Tuesday, 20 June 2017
Adelaide blind musician David Lee fights deportation to Malaysia
ABC News (Australian Broadcasting Corporation)
A blind musician who has spent a decade in Adelaide is fighting moves to deport him to Malaysia.
David Lee arrived in Australia in 2007, studied music at the University of Adelaide, and lives independently despite having been blind since birth.
He said his direct appeal to the Immigration Minister for a residency visa after other avenues had been exhausted had failed to sway the Federal Government, which said it could not intervene.
“In November 2016, the Assistant Immigration Minister wrote a letter asking me to go for health checks, police checks and all the final checks,” he said.
“The police check came back … everything was fine, but in May this year a letter came back … saying it was not in the public interest to intervene.”
South Australian Dignity Party MP Kelly Vincent said people with disabilities were being unfairly prevented from making Australia their permanent home because of a naive assumption they were a burden on society.
Kelly Vincent said Mr Lee had been fighting since 2015 against moves to deport him when his skilled migration visa expired.
She said a Senate committee recognised back in 2010 that immigration policies were unfair to disabled people but, seven years on, people were still being adversely affected.
“This isn’t really about Mr Lee, this is about an inadequate, unfair policy that the Senate even recognises as being such,” she said.
“They only need to follow their own recommendations of their own committee to reverse the decision.”
Mr Lee ‘backbone’ of Adelaide workplace
Mr Lee has been working to help other people with disability, his supporters said, having been with the Australian Disability Sport organisation since 2011.
“David Lee is, without question, our most reliable and consistent fundraiser.
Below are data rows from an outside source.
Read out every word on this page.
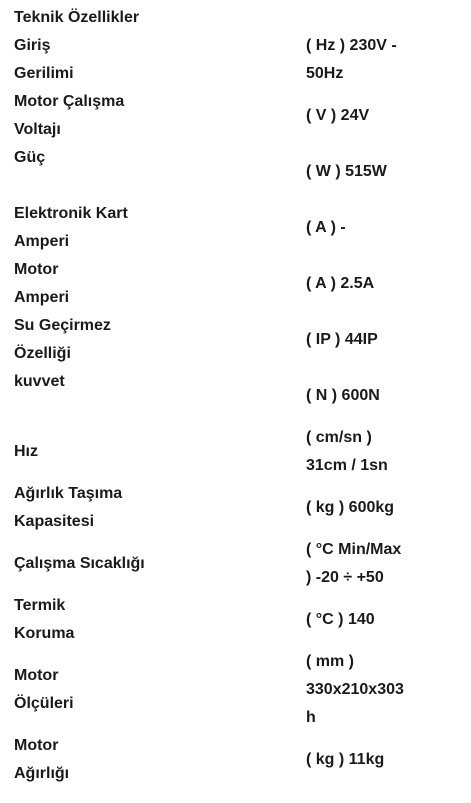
Teknik Özellikler
Giriş
Gerilimi
( Hz ) 230V -
50Hz
Motor Çalışma
Voltajı
( V ) 24V
Güç
( W ) 515W
Elektronik Kart
Amperi
( A ) -
Motor
Amperi
( A ) 2.5A
Su Geçirmez
Özelliği
( IP ) 44IP
kuvvet
( N ) 600N
Hız
( cm/sn )
31cm / 1sn
Ağırlık Taşıma
Kapasitesi
( kg ) 600kg
Çalışma Sıcaklığı
( °C Min/Max
) -20 ÷ +50
Termik
Koruma
( °C ) 140
Motor
Ölçüleri
( mm )
330x210x303
h
Motor
Ağırlığı
( kg ) 11kg
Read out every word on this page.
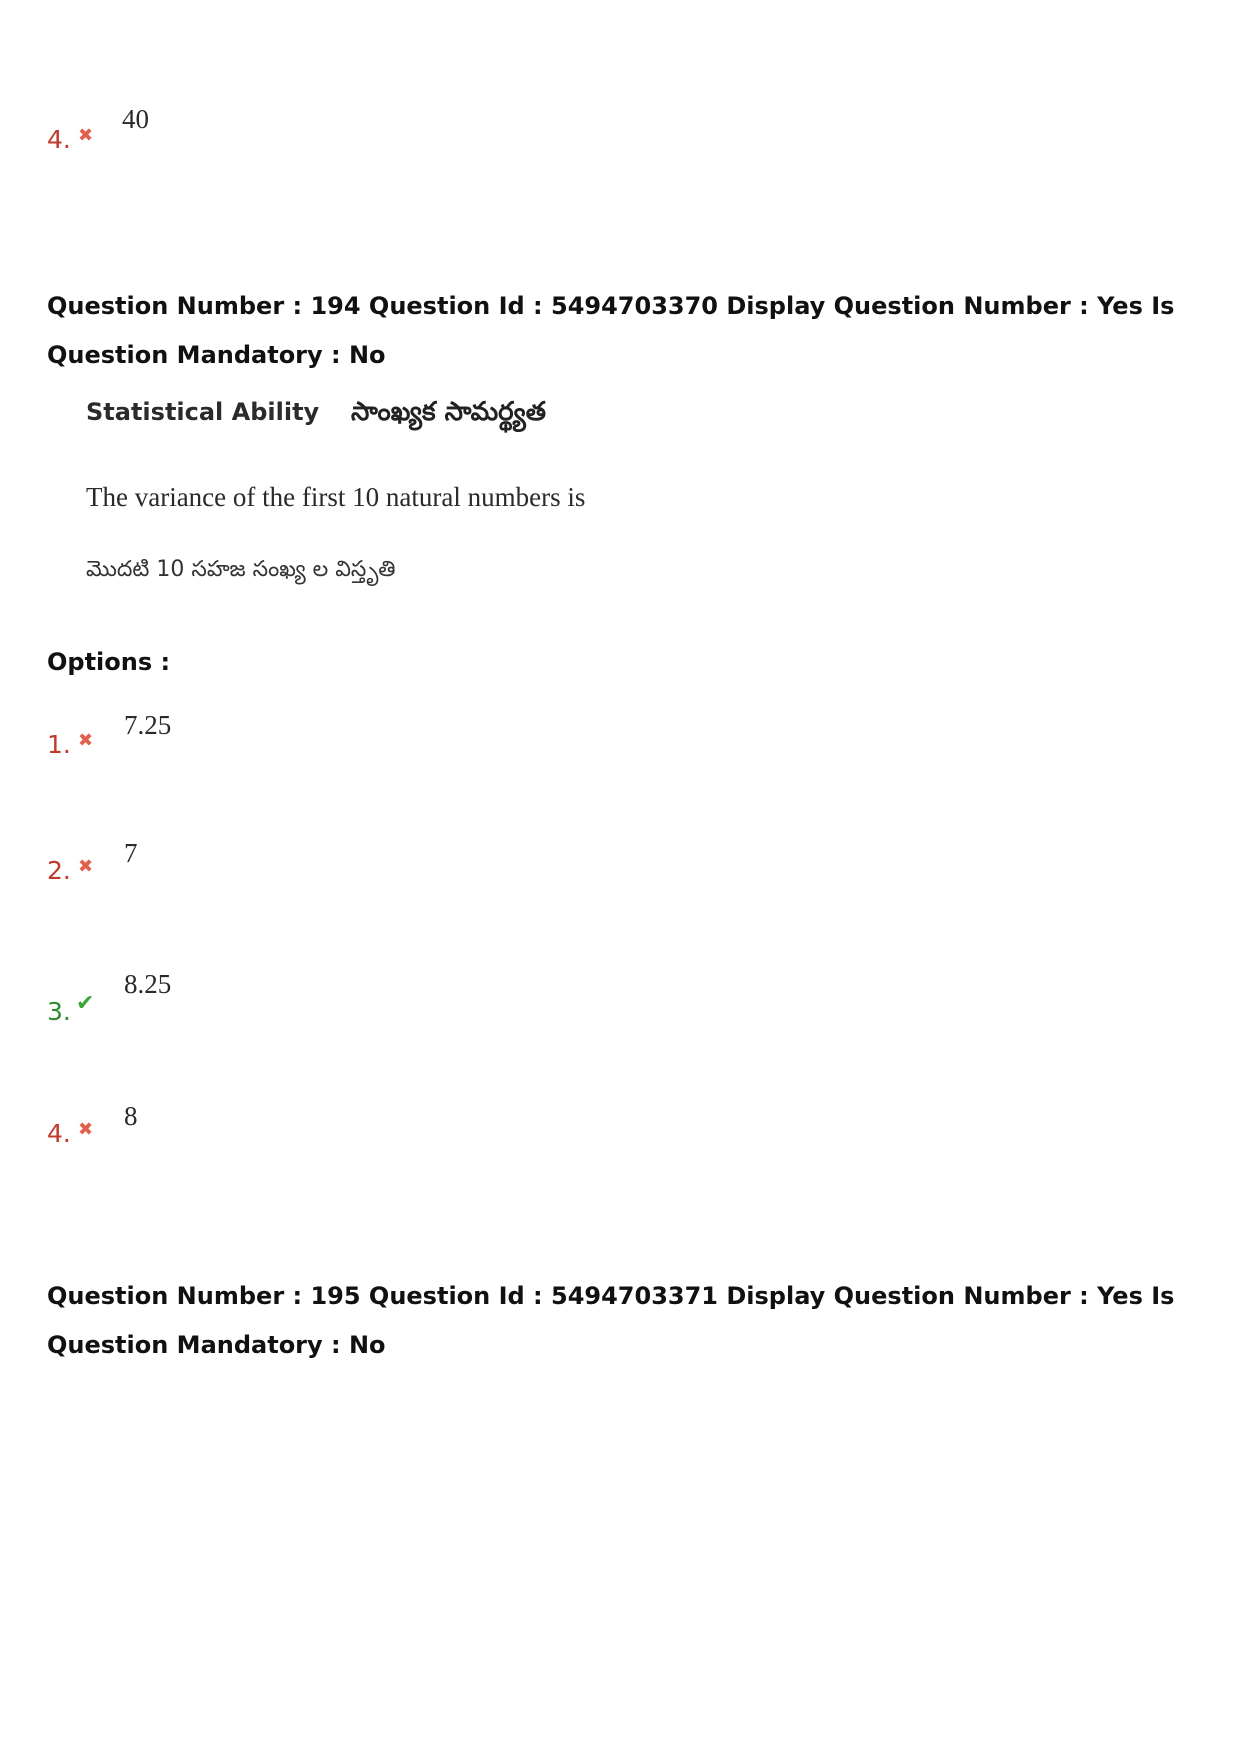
4. ✖
40
Question Number : 194 Question Id : 5494703370 Display Question Number : Yes Is Question Mandatory : No
Statistical Ability సాంఖ్యక సామర్థ్యత
The variance of the first 10 natural numbers is
మొదటి 10 సహజ సంఖ్య ల విస్తృతి
Options :
1. ✖
7.25
2. ✖ 7
3. ✔
8.25
4. ✖ 8
Question Number : 195 Question Id : 5494703371 Display Question Number : Yes Is Question Mandatory : No
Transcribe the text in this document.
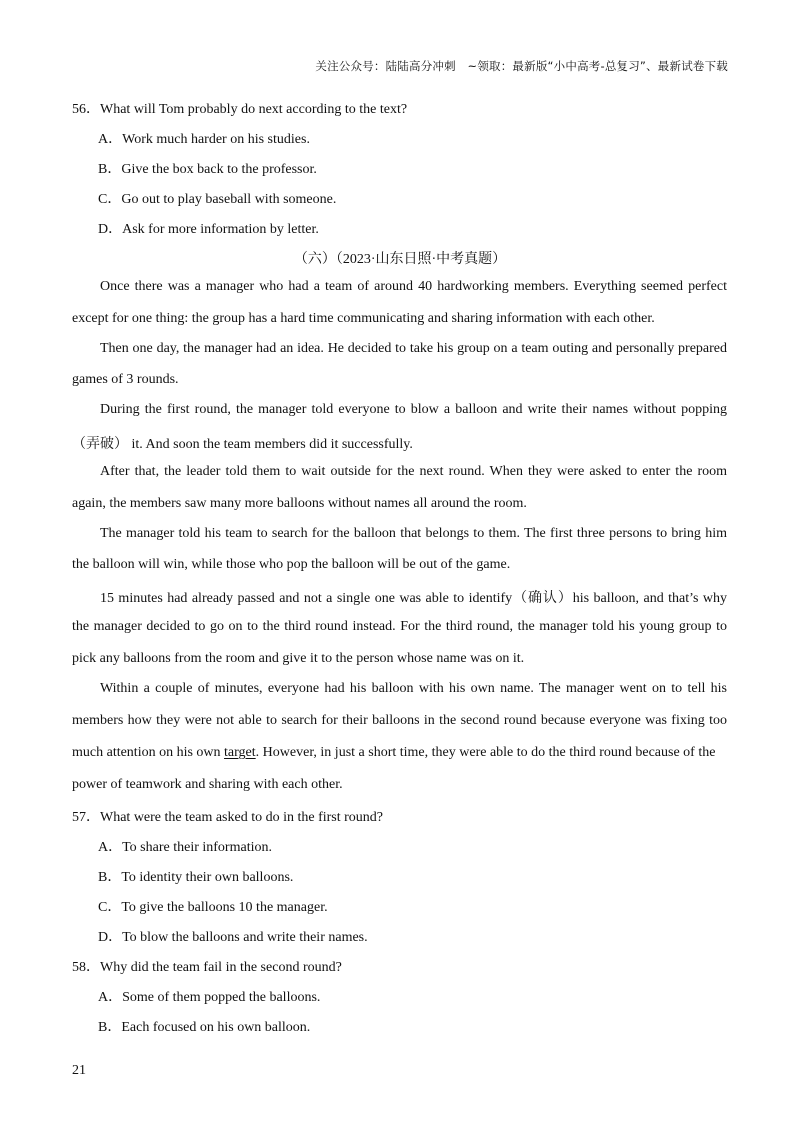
关注公众号：陆陆高分冲刺　~领取：最新版“小中高考-总复习”、最新试卷下载
56．What will Tom probably do next according to the text?
A．Work much harder on his studies.
B．Give the box back to the professor.
C．Go out to play baseball with someone.
D．Ask for more information by letter.
（六）（2023·山东日照·中考真题）
Once there was a manager who had a team of around 40 hardworking members. Everything seemed perfect
except for one thing: the group has a hard time communicating and sharing information with each other.
Then one day, the manager had an idea. He decided to take his group on a team outing and personally prepared
games of 3 rounds.
During the first round, the manager told everyone to blow a balloon and write their names without popping
（弄破） it. And soon the team members did it successfully.
After that, the leader told them to wait outside for the next round. When they were asked to enter the room
again, the members saw many more balloons without names all around the room.
The manager told his team to search for the balloon that belongs to them. The first three persons to bring him
the balloon will win, while those who pop the balloon will be out of the game.
15 minutes had already passed and not a single one was able to identify（确认）his balloon, and that’s why
the manager decided to go on to the third round instead. For the third round, the manager told his young group to
pick any balloons from the room and give it to the person whose name was on it.
Within a couple of minutes, everyone had his balloon with his own name. The manager went on to tell his
members how they were not able to search for their balloons in the second round because everyone was fixing too
much attention on his own target. However, in just a short time, they were able to do the third round because of the
power of teamwork and sharing with each other.
57．What were the team asked to do in the first round?
A．To share their information.
B．To identity their own balloons.
C．To give the balloons 10 the manager.
D．To blow the balloons and write their names.
58．Why did the team fail in the second round?
A．Some of them popped the balloons.
B．Each focused on his own balloon.
21
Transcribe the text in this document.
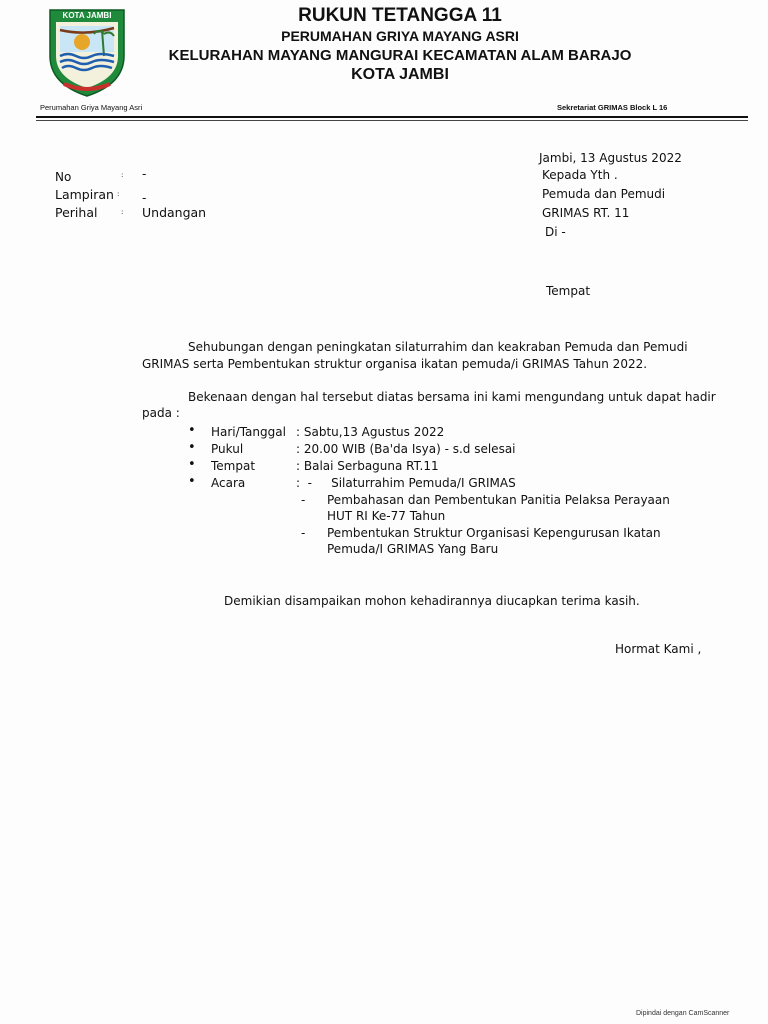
KOTA JAMBI	RUKUN TETANGGA 11
PERUMAHAN GRIYA MAYANG ASRI
KELURAHAN MAYANG MANGURAI KECAMATAN ALAM BARAJO
KOTA JAMBI
Perumahan Griya Mayang Asri	Sekretariat GRIMAS Block L 16
Jambi, 13 Agustus 2022
No	: -
Lampiran : -
Perihal	: Undangan
Kepada Yth .
Pemuda dan Pemudi
GRIMAS RT. 11
Di -
Tempat
Sehubungan dengan peningkatan silaturrahim dan keakraban Pemuda dan Pemudi
GRIMAS serta Pembentukan struktur organisa ikatan pemuda/i GRIMAS Tahun 2022.
Bekenaan dengan hal tersebut diatas bersama ini kami mengundang untuk dapat hadir
pada :
• Hari/Tanggal : Sabtu,13 Agustus 2022
• Pukul	: 20.00 WIB (Ba'da Isya) - s.d selesai
• Tempat	: Balai Serbaguna RT.11
• Acara	:  -     Silaturrahim Pemuda/I GRIMAS
- Pembahasan dan Pembentukan Panitia Pelaksa Perayaan
HUT RI Ke-77 Tahun
- Pembentukan Struktur Organisasi Kepengurusan Ikatan
Pemuda/I GRIMAS Yang Baru
Demikian disampaikan mohon kehadirannya diucapkan terima kasih.
Hormat Kami ,
Dipindai dengan CamScanner
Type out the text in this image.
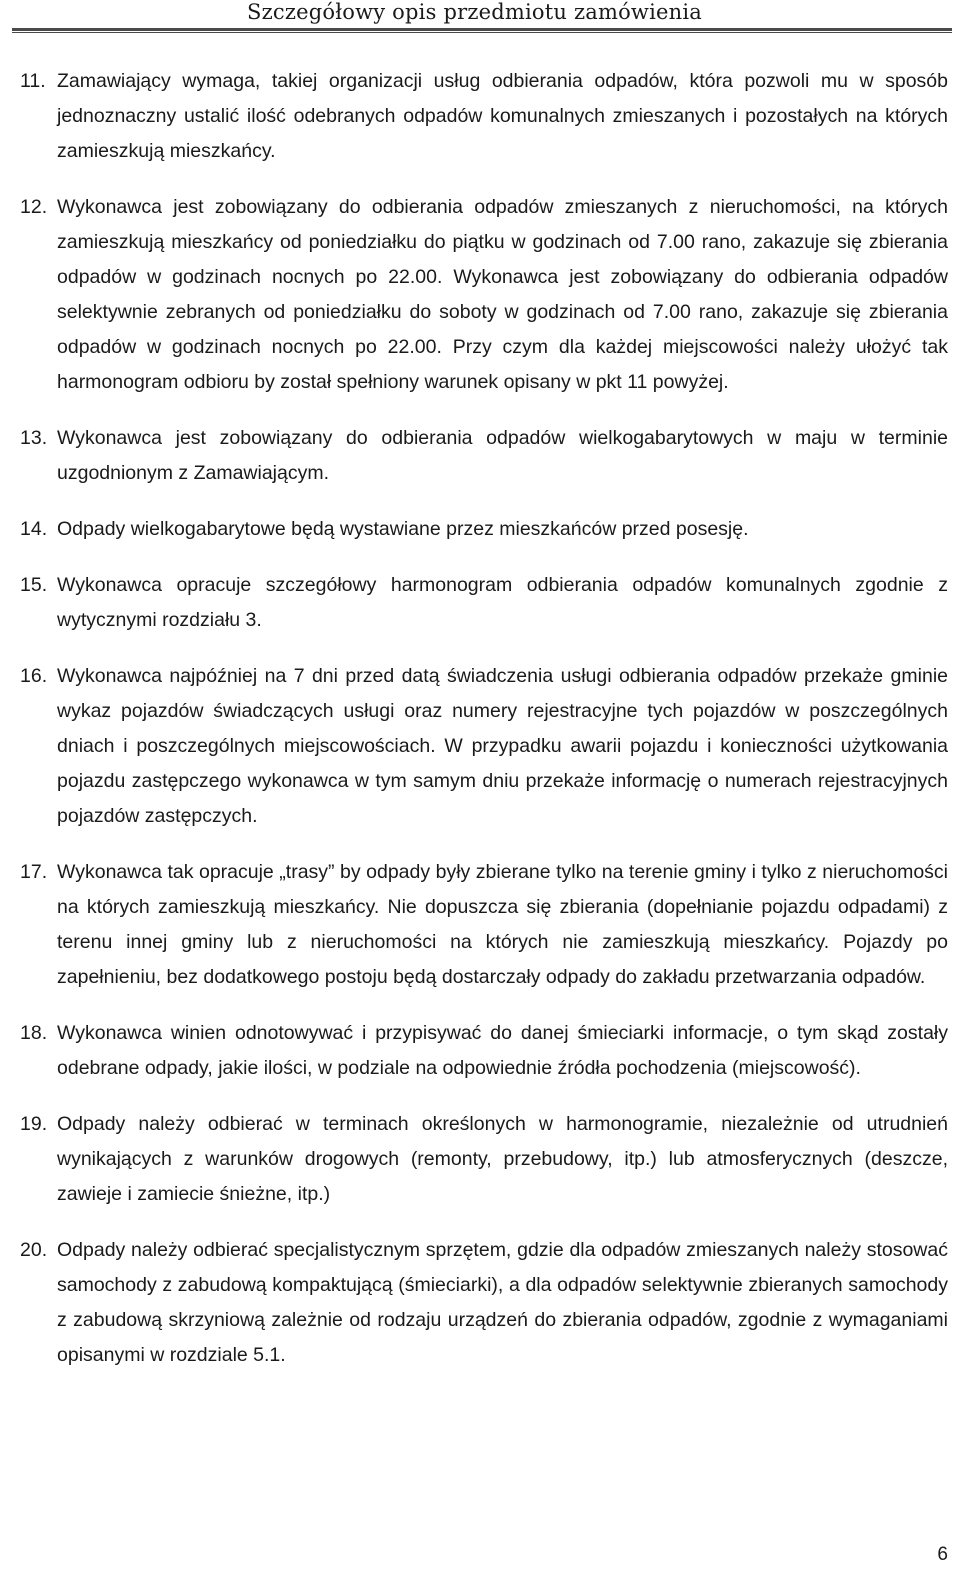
Szczegółowy opis przedmiotu zamówienia
11. Zamawiający wymaga, takiej organizacji usług odbierania odpadów, która pozwoli mu w sposób jednoznaczny ustalić ilość odebranych odpadów komunalnych zmieszanych i pozostałych na których zamieszkują mieszkańcy.
12. Wykonawca jest zobowiązany do odbierania odpadów zmieszanych z nieruchomości, na których zamieszkują mieszkańcy od poniedziałku do piątku w godzinach od 7.00 rano, zakazuje się zbierania odpadów w godzinach nocnych po 22.00. Wykonawca jest zobowiązany do odbierania odpadów selektywnie zebranych od poniedziałku do soboty w godzinach od 7.00 rano, zakazuje się zbierania odpadów w godzinach nocnych po 22.00. Przy czym dla każdej miejscowości należy ułożyć tak harmonogram odbioru by został spełniony warunek opisany w pkt 11 powyżej.
13. Wykonawca jest zobowiązany do odbierania odpadów wielkogabarytowych w maju w terminie uzgodnionym z Zamawiającym.
14. Odpady wielkogabarytowe będą wystawiane przez mieszkańców przed posesję.
15. Wykonawca opracuje szczegółowy harmonogram odbierania odpadów komunalnych zgodnie z wytycznymi rozdziału 3.
16. Wykonawca najpóźniej na 7 dni przed datą świadczenia usługi odbierania odpadów przekaże gminie wykaz pojazdów świadczących usługi oraz numery rejestracyjne tych pojazdów w poszczególnych dniach i poszczególnych miejscowościach. W przypadku awarii pojazdu i konieczności użytkowania pojazdu zastępczego wykonawca w tym samym dniu przekaże informację o numerach rejestracyjnych pojazdów zastępczych.
17. Wykonawca tak opracuje „trasy” by odpady były zbierane tylko na terenie gminy i tylko z nieruchomości na których zamieszkują mieszkańcy. Nie dopuszcza się zbierania (dopełnianie pojazdu odpadami) z terenu innej gminy lub z nieruchomości na których nie zamieszkują mieszkańcy. Pojazdy po zapełnieniu, bez dodatkowego postoju będą dostarczały odpady do zakładu przetwarzania odpadów.
18. Wykonawca winien odnotowywać i przypisywać do danej śmieciarki informacje, o tym skąd zostały odebrane odpady, jakie ilości, w podziale na odpowiednie źródła pochodzenia (miejscowość).
19. Odpady należy odbierać w terminach określonych w harmonogramie, niezależnie od utrudnień wynikających z warunków drogowych (remonty, przebudowy, itp.) lub atmosferycznych (deszcze, zawieje i zamiecie śnieżne, itp.)
20. Odpady należy odbierać specjalistycznym sprzętem, gdzie dla odpadów zmieszanych należy stosować samochody z zabudową kompaktującą (śmieciarki), a dla odpadów selektywnie zbieranych samochody z zabudową skrzyniową zależnie od rodzaju urządzeń do zbierania odpadów, zgodnie z wymaganiami opisanymi w rozdziale 5.1.
6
He works five days each week and earns enough money to support himself,” it said in a statement.
“David Lee is the backbone of our Adelaide-based team.”
The 34-year-old performer is a member of four-piece band, The Craic, and also sings in a church choir.
“For the last 10 years, I haven’t been to Centrelink, I haven’t asked any government department for any handout,” Mr Lee said.
He said a fresh application submitted this week for a three-month bridging visa extension had been granted, giving him longer to fight against his deportation.
Mr Lee said his relatives lived in Western Australia and in places in Europe, so he did not have family support if forced back to Malaysia.
A comment has been sought from the Federal Government.